Rate Relief on Horizon for Edison Customers

By Loretta Macktal, Executive Assistant to the Vice President, Government Relations

Capitol Update, Jan. 24, 2003 Share this on FacebookTweet thisEmail this to a friend

Bundled service customers of Southern California Edison will receive a sizable rate decrease this fall, if the California Public Utilities Commission approves a recent Edison filing.

By June or July of this year, Edison will have fully collected from ratepayers its procurement-related undercollection, the PROACT account. Under Edison's proposal, rates would go down an average of 13.4 percent, but significantly more for commercial and industrial customers, who on average would receive a 26 percent decrease.

The lower rates would provide much needed rate relief for large users, who were disproportionately impacted by the record rate increases approved by the CPUC in the spring of 2001. Many commercial and industrial customers saw their rates double, while half of residential users saw no rate increase whatsoever.

This massive cost shift from residential to large customers, in place since 2001, has cost California's economy in jobs and lost opportunities. California's electricity costs are nearly double the national average.

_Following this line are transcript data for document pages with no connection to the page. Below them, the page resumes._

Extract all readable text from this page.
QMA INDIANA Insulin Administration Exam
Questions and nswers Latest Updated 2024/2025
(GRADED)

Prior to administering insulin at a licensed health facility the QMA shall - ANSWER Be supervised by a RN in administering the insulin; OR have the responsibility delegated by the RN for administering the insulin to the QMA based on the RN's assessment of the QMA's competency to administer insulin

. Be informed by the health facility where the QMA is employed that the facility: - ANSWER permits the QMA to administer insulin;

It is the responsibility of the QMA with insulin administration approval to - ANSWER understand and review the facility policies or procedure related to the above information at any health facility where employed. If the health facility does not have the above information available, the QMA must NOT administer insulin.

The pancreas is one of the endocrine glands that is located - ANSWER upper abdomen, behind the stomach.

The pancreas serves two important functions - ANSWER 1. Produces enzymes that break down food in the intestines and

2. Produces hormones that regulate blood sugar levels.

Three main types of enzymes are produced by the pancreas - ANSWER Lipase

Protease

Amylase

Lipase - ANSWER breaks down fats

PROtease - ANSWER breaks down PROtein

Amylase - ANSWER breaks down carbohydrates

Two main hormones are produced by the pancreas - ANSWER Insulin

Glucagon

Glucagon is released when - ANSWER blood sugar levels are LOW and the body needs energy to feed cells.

The proposed rate decrease may be offset by a third or more however, if the CPUC decides to saddle bundled commercial and industrial customers with most of the financing costs for the recently-imposed direct access exit fee cap. Last November, in Decision 02-11-022, the CPUC established a Cost Responsibility Surcharge, or exit fee, to recover Department of Water Resources power costs from DA customers, capped at 2.7 cents per kWh. The CPUC decision requires that "any financing of the [exit fee] cap shall be retained within the same customer class that benefits from the cap." Since the overwhelming majority of DA customers are commercial and industrial customers, keeping the financing requirement within each customer class would disproportionately impact large users. The language in the decision will be a hot topic at the CPUC in the coming months, as the Commission deliberates on this and other exit fee implementation issues.

Meanwhile, it could be another year or longer before bundled customers in the Pacific Gas and Electric service territory see any rate decreases. PG&E filed for bankruptcy protection in the fall of 2001, in a proceeding that is still underway. Last year, the CPUC opted not to reduce rates for PG&E customers, despite the fact that the utility is collecting far more than it needs to cover costs. It is no coincidence that keeping the rates artificially high significantly increases the viability of the Commission's proposed reorganization plan for PG&E. There is no indication at this juncture as to when rates might come down for PG&E customers.